WNBA President Laurel Richie released a statement Friday on the gravity of the situation, stating, "The WNBA takes all acts of violence extremely seriously. It is our strong belief that violence has absolutely no place in society, in sports or in this league." The WNBA launched its own investigation of the alleged incident, and Richie consulted with NBA Commissioner Adam Silver and NBA President for Social Responsibility and Player Programs Kathy Behrens on the best course of action. The WNBA is requiring both players to undergo counseling and says it might revisit the matter if they do not comply.
In a year that has seen a number of scandals in professional sports, officials have a harder time ignoring issues of domestic violence. However, the WNBA's seven-game ban stands in stark contrast with other punishments doled out in men's leagues, asking the question of whether the cause is progress or gentler treatment toward male athletes, many of whom have still been allowed to continue playing despite domestic violence allegations.
Recent domestic violence cases among male athletes have left an embarrassing trail on the leagues' reputations. The National Football League's treatment of the Ray Rice case angered fans and activists alike. Rice originally received a two-game suspension and then was suspended indefinitely after details of him hitting his then-fiancée in an elevator were release. He then filed and settled a wrongful termination suit for $1.588 million. Rice later apologized for his "horrible mistake" to fans and the city of Baltimore.
Although Rice is the most obvious recent example, male athletes accused of domestic abuse often receive punishment much less harsh than Griner and Johnson's suspensions. Indiana Pacers' Lance Stephenson was accused of allegedly pushing his pregnant girlfriend down a flight of stairs and slamming her head into a step but never faced discipline from the NBA. Stephenson's attorney said his client, "did not maliciously, intentionally or in any other way cause harm to Jasmine Williams." Jeff Taylor of the Charlotte Hornets was charged last year with domestic assault, which prompted Commissioner Silver to say the NBA would "take a fresh look" at the league's punishments and procedures for domestic violence. Taylor later apologized for his actions. Taylor's eventual suspension was the first for domestic violence in the NBA since Ron Artest's in 2007, according to Bleacher Report. Artest allegedly pushed a woman to the floor and prevented her from from calling 911. He apologized and returned to the Sacramento Kings.
There are fewer examples of female domestic violence cases in the athletic world. The only other notable example is Hope Solo, the U.S. Women's Soccer goalkeeper accused of violence toward her nephew and half-sister. The charges were dropped, and Solo said she was defending herself from her 17-year-old nephew, so she received no disciplinary action from the league. She denied the charges.

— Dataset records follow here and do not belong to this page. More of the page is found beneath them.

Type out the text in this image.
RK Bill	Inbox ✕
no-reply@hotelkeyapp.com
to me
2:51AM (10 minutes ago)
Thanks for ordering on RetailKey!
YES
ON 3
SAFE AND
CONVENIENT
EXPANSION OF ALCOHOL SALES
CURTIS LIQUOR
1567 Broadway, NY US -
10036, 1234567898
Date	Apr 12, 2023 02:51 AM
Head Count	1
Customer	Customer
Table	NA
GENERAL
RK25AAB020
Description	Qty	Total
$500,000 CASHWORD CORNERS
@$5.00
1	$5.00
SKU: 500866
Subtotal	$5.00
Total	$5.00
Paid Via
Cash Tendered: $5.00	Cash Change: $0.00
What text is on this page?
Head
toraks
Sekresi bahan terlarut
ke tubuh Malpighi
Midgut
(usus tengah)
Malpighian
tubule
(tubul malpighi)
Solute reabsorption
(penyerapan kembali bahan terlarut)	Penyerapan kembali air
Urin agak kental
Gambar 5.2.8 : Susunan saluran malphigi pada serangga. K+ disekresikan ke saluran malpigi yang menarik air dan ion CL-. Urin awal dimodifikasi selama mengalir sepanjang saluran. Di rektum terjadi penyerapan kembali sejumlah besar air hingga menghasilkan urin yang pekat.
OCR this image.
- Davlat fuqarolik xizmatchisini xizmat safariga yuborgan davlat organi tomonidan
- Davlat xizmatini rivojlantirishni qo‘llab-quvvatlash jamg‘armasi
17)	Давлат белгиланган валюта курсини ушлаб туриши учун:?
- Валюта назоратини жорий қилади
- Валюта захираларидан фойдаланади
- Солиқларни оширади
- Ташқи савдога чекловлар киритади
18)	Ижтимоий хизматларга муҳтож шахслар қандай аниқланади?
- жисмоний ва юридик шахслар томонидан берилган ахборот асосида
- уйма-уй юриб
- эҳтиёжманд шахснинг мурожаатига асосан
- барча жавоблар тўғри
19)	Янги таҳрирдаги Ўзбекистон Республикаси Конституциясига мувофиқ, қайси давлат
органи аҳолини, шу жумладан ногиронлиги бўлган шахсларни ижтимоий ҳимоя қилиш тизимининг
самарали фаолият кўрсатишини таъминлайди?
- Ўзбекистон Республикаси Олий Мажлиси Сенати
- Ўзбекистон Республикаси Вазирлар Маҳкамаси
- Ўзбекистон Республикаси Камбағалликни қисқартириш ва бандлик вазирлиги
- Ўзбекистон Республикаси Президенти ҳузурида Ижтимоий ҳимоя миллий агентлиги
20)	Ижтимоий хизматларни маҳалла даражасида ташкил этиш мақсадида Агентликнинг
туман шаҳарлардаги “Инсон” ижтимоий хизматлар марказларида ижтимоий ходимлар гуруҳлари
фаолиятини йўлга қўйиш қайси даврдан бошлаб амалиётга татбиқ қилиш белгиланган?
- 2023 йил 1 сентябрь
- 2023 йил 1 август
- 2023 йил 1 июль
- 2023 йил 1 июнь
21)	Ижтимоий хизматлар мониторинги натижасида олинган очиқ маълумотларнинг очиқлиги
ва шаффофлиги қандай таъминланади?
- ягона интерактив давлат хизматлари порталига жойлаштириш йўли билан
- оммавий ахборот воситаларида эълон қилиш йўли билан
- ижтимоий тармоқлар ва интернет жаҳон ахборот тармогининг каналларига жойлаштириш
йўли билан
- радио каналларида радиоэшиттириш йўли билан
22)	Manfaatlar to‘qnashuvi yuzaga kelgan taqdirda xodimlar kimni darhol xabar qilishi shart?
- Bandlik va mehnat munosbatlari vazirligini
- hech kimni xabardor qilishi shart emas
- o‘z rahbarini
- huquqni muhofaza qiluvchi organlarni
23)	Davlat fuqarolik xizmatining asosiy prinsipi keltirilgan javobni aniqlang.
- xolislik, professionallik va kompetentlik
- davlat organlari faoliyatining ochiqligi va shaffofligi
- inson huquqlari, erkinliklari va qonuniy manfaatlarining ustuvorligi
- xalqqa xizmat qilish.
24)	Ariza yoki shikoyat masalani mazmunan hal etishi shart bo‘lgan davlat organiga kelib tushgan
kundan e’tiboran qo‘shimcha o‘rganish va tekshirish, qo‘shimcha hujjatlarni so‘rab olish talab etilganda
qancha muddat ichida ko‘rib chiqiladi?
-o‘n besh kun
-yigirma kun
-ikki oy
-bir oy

Female domestic violence cases in sports seem to follow a different pattern than men's. Griner and Johnson's situation got a speedier and more transparent punishment. Griner is required to take a 26-week domestic violence course, and Johnson's case is pending. Richie says that training and education are as important as punishment, and the WNBA will continue to educate its players and team personnel on this issue. Although situations like theirs are uncommon in women's professional sports, the treatment of this case reflects a sincerity regarding domestic violence that is not always present in men's athletics.